As a juror, I was skeptical. As a citizen, I was angry. For one thing, I was mad about the whole case — the bewildering amount of police time and taxpayer money spent on prosecuting one guy for selling $10 worth of narcotics. But as a juror, I felt it was not my business to object to that. I would have been willing to convict a defendant despite those misgivings.
The police testimony was another matter. As witnesses, the officers had been supremely self-assured, even cocky; clearly, they’d been through this hundreds of times. As they passed the jury before and after testimony, they greeted us winningly. One of them winked at us, almost imperceptibly. Their testimony was clear, concise, professional and, in my view, dishonest.
I believe they feel themselves to be warriors fighting the good fight against bad people who have the system stacked in their favor. I believe they knew they had the right guy and were willing to cheat a little to assure a conviction.
I believe they had the right guy, too. But the willingness to cheat, I think, is a poisonous corruption of a system designed to protect the innocent at the risk of occasionally letting the guilty walk free. It’s a good system, fundamental to freedom. I think a police officer willing to cheat is more dangerous than a two-bit drug peddler.
In his charge to the jury, the judge made it clear that if we found the defendant guilty beyond a reasonable doubt — which I had — it was our duty to convict. I was prepared to defy these instructions and acquit, in the interest of a greater good. There is actually a term for this: “jury nullification.” I was going to nullify. But I was pretty sure that in my absence, the remaining 12 would convict.
The first sign that I was wrong came just minutes after I was dismissed. The other alternate told me that she, too, felt that the defendant was guilty but that the police had lied; in her mind, the lying created reasonable doubt. She, too, would have acquitted.
Back home, I waited for word of a verdict. It didn’t come. At the end of the day, after four hours of deliberations over a $10 drug bust, the deadlocked jury was sent home for the night. They came back the next day and tried again. More hours passed. In the end, they pronounced themselves hopelessly hung. A mistrial was declared.

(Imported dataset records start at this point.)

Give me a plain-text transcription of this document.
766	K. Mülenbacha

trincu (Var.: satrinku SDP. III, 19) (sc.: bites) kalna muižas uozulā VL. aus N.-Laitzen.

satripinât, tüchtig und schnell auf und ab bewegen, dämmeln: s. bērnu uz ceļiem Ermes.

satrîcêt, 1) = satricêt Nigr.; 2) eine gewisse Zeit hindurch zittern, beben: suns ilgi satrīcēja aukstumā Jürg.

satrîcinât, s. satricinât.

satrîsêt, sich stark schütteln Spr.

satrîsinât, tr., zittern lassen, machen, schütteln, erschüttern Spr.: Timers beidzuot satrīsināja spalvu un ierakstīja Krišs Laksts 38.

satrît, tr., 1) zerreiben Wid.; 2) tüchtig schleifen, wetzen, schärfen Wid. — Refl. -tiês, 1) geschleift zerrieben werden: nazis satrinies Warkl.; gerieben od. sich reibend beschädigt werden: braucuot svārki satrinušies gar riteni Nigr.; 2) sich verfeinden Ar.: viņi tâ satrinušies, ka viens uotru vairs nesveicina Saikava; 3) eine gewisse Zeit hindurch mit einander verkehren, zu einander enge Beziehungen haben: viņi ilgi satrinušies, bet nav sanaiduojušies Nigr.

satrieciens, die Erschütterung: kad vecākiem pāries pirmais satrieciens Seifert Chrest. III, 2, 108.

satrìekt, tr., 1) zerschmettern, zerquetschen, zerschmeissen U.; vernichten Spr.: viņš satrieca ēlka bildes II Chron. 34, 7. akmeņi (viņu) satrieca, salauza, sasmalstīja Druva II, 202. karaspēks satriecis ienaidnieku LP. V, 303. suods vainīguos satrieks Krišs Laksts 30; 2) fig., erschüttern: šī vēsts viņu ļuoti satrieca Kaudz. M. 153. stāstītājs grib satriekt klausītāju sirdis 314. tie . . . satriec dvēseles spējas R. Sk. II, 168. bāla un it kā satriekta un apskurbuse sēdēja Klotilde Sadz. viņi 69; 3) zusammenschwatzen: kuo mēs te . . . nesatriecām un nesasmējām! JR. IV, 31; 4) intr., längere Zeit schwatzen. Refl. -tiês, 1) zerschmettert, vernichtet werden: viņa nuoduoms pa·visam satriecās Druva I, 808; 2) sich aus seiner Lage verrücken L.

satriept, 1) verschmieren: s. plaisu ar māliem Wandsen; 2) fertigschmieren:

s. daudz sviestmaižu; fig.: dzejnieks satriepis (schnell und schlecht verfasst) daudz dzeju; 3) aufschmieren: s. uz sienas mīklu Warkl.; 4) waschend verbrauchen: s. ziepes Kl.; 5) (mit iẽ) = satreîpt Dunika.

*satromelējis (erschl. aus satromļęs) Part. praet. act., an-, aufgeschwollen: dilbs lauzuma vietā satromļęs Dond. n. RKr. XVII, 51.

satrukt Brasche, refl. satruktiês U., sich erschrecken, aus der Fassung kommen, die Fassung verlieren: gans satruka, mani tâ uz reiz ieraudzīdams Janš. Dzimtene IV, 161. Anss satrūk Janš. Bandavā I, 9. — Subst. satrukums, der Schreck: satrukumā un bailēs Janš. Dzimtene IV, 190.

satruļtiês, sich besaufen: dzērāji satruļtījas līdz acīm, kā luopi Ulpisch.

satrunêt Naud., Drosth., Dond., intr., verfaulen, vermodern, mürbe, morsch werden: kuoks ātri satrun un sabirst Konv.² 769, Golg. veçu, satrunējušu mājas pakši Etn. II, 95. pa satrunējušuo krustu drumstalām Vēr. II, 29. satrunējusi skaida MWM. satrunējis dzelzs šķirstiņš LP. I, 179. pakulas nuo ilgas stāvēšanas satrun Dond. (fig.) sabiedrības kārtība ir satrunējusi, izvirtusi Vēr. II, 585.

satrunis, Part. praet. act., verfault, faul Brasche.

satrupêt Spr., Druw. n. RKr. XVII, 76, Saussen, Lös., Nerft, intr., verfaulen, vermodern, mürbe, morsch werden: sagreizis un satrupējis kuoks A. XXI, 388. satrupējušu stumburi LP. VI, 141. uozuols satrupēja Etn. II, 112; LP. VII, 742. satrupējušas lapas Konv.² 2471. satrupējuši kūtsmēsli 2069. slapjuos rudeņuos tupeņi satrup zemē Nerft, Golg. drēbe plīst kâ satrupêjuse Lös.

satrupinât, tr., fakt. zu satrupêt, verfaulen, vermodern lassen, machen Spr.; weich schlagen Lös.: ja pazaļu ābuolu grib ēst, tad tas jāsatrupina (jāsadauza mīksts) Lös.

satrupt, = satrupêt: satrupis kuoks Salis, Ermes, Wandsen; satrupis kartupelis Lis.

I later spoke with one of the jurors, who told me they had been split, 10 for acquittal and two for a guilty verdict. Many of them had simply mistrusted the eyes. They didn’t believe he could have possibly seen the ginger ale bottle or the v-neck or the key, and they felt his apparent willingness to lie had tainted the prosecution’s whole case.
The prosecution seemed to get the message. On Friday, they said they would not refile the charges. The defendant is now free.
I’m proud of our jury system. I can’t say the same about our police.
Gene Weingarten is a staff writer for The Washington Post.